La Corte di Giustizia dell’Unione Europea ha condannato l’Italia per il mancato rispetto delle normative europee in materia di trattamento delle acque reflue urbane. La sentenza, pronunciata il 27 marzo 2025, ha imposto al nostro Paese il pagamento di una somma forfettaria di 10 milioni di euro e una penalità per ogni semestre di ritardo nell’attuazione delle misure necessarie per conformarsi alla precedente sentenza del 2014.
La nuova sentenza sottolinea il ritardo nell’adeguamento agli standard europei
L’inadempienza dell’Italia in questo ambito, infatti, non è una novità.
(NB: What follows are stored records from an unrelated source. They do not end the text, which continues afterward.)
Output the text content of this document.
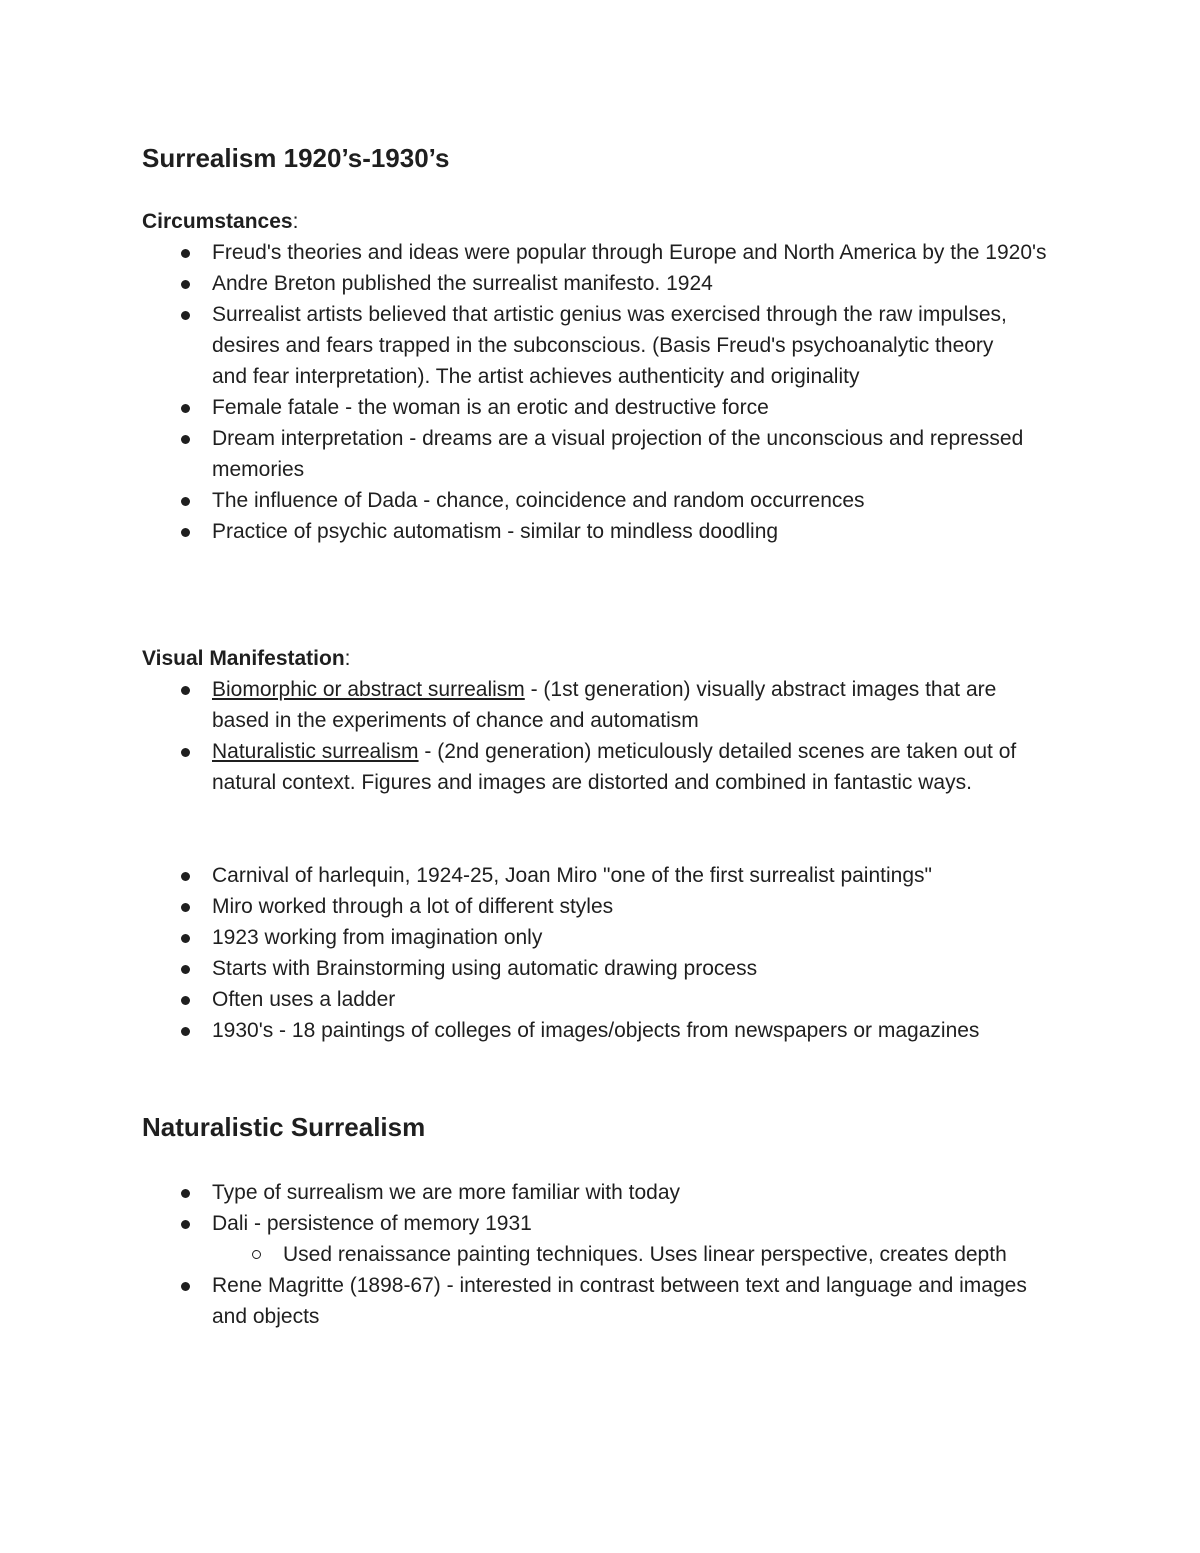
Surrealism 1920’s-1930’s
Circumstances:
Freud's theories and ideas were popular through Europe and North America by the 1920's
Andre Breton published the surrealist manifesto. 1924
Surrealist artists believed that artistic genius was exercised through the raw impulses, desires and fears trapped in the subconscious. (Basis Freud's psychoanalytic theory and fear interpretation). The artist achieves authenticity and originality
Female fatale - the woman is an erotic and destructive force
Dream interpretation - dreams are a visual projection of the unconscious and repressed memories
The influence of Dada - chance, coincidence and random occurrences
Practice of psychic automatism - similar to mindless doodling
Visual Manifestation:
Biomorphic or abstract surrealism - (1st generation) visually abstract images that are based in the experiments of chance and automatism
Naturalistic surrealism - (2nd generation) meticulously detailed scenes are taken out of natural context. Figures and images are distorted and combined in fantastic ways.
Carnival of harlequin, 1924-25, Joan Miro "one of the first surrealist paintings"
Miro worked through a lot of different styles
1923 working from imagination only
Starts with Brainstorming using automatic drawing process
Often uses a ladder
1930's - 18 paintings of colleges of images/objects from newspapers or magazines
Naturalistic Surrealism
Type of surrealism we are more familiar with today
Dali - persistence of memory 1931
Used renaissance painting techniques. Uses linear perspective, creates depth
Rene Magritte (1898-67) - interested in contrast between text and language and images and objects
Già nel 2014, la Corte di Giustizia UE aveva stabilito che 41 agglomerati non rispettavano la direttiva europea 91/271/CEE sul trattamento delle acque reflue urbane. La mancata adozione di misure correttive adeguate ha portato la Commissione Europea ad avviare un nuovo procedimento per inadempienza, culminato con la recente sentenza.
Secondo la Corte, nonostante una significativa riduzione del numero di agglomerati non conformi (da 41 a 4), il problema persiste e rappresenta ancora una minaccia per l’ambiente. L’assenza di sistemi di trattamento efficaci comporta infatti il rilascio di acque reflue non depurate in aree sensibili, con conseguenze dannose per l’ecosistema e la salute pubblica.
Le sanzioni pecuniarie
Le sanzioni imposte dall’UE mirano dunque a incentivare il nostro Paese ad accelerare il completamento delle infrastrutture necessarie per garantire il rispetto delle normative ambientali europee.
L’importo delle sanzioni è stato determinato tenendo conto di tre fattori principali:
- Gravità della violazione: l’inquinamento idrico dovuto a reflui non trattati è considerato una minaccia ambientale di particolare rilevanza.
- Durata dell’inadempienza: il ritardo accumulato è ormai superiore agli 11 anni, un periodo giudicato eccessivamente lungo.
- Capacità finanziaria dello Stato: la Corte ha modulato l’importo della sanzione in base alle risorse economiche dell’Italia.